Convention processes

The processes that follow have led to a difference of views.

One approach would be to say that clearly there is a transfer by convection without advection (“traditional” convection); because it is clear that the movement of water into the vessel is due to the different density of the fluid at the bottom (hotter and less dense) from the top (colder and denser).

Since fluid velocity is a function of temperature, there is no advection. If there was a transfer by advection, according to this school of thought, putting a mixer into the container would make the water inside circulate. After turning off the stirrer, the transfer would be by “traditional” convection only.

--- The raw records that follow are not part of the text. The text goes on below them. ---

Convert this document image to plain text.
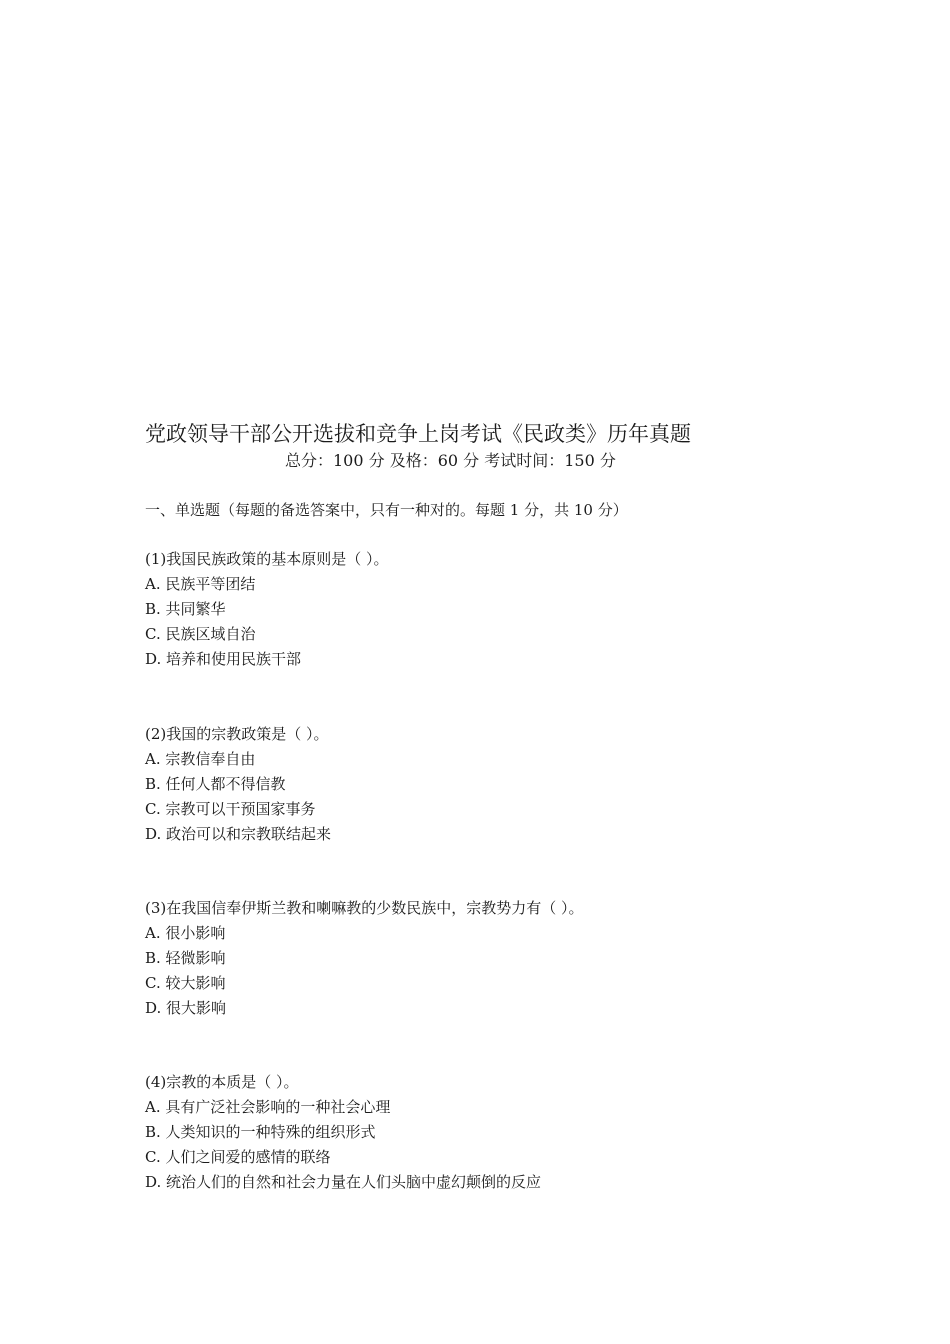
党政领导干部公开选拔和竞争上岗考试《民政类》历年真题
总分：100 分 及格：60 分 考试时间：150 分
一、单选题（每题的备选答案中，只有一种对的。每题 1 分，共 10 分）
(1)我国民族政策的基本原则是（ ）。
A. 民族平等团结
B. 共同繁华
C. 民族区域自治
D. 培养和使用民族干部
(2)我国的宗教政策是（ ）。
A. 宗教信奉自由
B. 任何人都不得信教
C. 宗教可以干预国家事务
D. 政治可以和宗教联结起来
(3)在我国信奉伊斯兰教和喇嘛教的少数民族中，宗教势力有（ ）。
A. 很小影响
B. 轻微影响
C. 较大影响
D. 很大影响
(4)宗教的本质是（ ）。
A. 具有广泛社会影响的一种社会心理
B. 人类知识的一种特殊的组织形式
C. 人们之间爱的感情的联络
D. 统治人们的自然和社会力量在人们头脑中虚幻颠倒的反应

However, some authors argue that since there is a mass movement of fluid in the water – even without the stirrer – there is advection. This approach considers that, after reaching the instability threshold, a transfer occurs mainly by advection when the density difference leads to a generalised movement. If the stirrer had been in operation since the beginning of the process, advection would also exist at this initial stage.

However, it must be remembered that the difference in densities is caused by a difference in temperature.

Practical cases

Extrapolating these considerations to industrial heating facilities, usually with the use of an interface fluid (steam, superheated water, thermal fluids) between the main energy source (the boiler) and consumption points (exchangers, reactors), we can conclude that the heat exchange is in most cases by advection – or forced convection.

Indeed, the primary fluid (providing the energy) must be conveyed by mechanical means (usually a centrifugal pump) and therefore the velocity is independent of the temperature.

The secondary fluid (receiving the energy) circulates in exchangers also due to a process pump, regardless of the temperature. It is inside the reactors where we have the major difference between the two aforementioned approaches.

The issue is complex and certainly allows for extensive debate and profound reflection.

Steam

What happens in a steam plant? The steam velocity will be a function of the pressure, and therefore the temperature. Is the heat transfer therefore in a steam exchanger/natural convection process on the primary fluid side and advection on the secondary fluid side?

The clearest conclusions we can reach from a practical point of view are: heat transfer by convection, whether natural or forced, is undoubtedly the most important in industrial processing facilities. Forced convection can be considered as advection, since the fluid velocity does not depend on the temperature and therefore there is mass transport which is independent of the heat exchange.